ジイちゃん、戦後のドサクサで手に入れたらしい。オート三輪を購入するまでは、このバイクで走り回って、今の黒鎌造園の基礎を築いたんだそうだ。
「どうよ師匠。いくつか部品を取り替えたけどな。旋盤で削り出したから結構大変だったんだぜ」
さっきからジイちゃんのことを師匠って呼んでいるのは、ホテルのガレージ担当の津崎くん。
このホテル、大きなガレージがあるのが特徴で、クルマ好きの人に人気があるんだよ。
「乗ってみん事には、なんとも言えんのう。ほりゃ、お前はサイドに乗らんかい」
ジイちゃんと津崎くんは大騒ぎしながらバイクに乗って行った。碓氷峠で運転の練習をしてくるんだって。事故らないように気をつけてね。

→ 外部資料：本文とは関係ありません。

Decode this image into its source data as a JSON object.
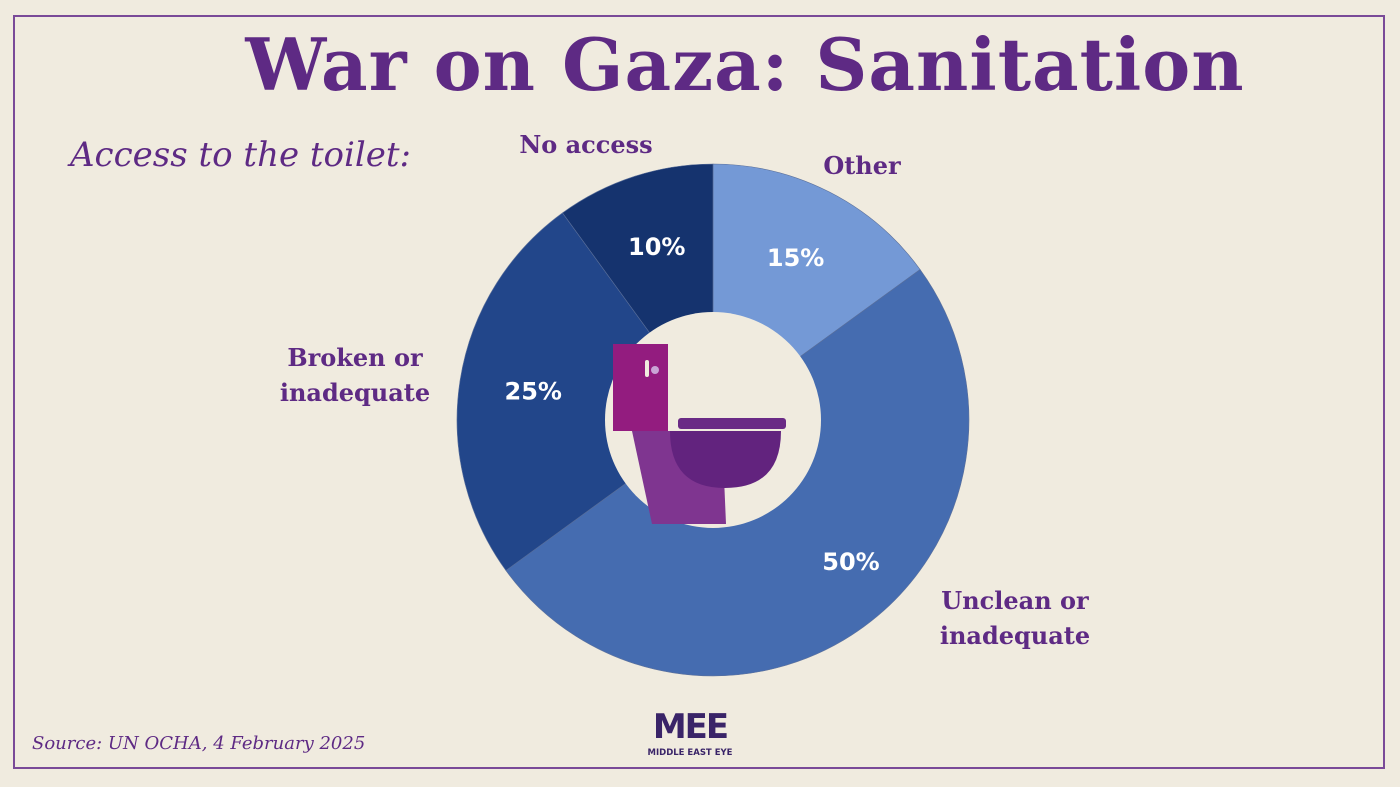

「やっと、静かになったか。それじゃあ、大賀さん。ホテルまでお願いしますね」
「はい。かしこまりました」
大賀さんは、すうっとクルマを出すと、ホテルへ向かって走り出してくれた。
篤弘はガラスに顔をつけて外を見ている。
「篤弘、なんかみえるのか?」
「うーん。あ!アイス!タツ兄、オレはらへった!」
「腹減ったんじゃなくて、アイス喰いたいだけだろ。飴やるから、舐めてな」
「えー?アイスがいい」
「ホテル着いたら、ハンバーグ食べるんじゃなかったのか?」
「あ!おれ、ハンバーグ食べる!」
そこからホテルまで、滔々とハンバーグトークをする篤弘。すっかり、アイスの事を忘れている。チョロい。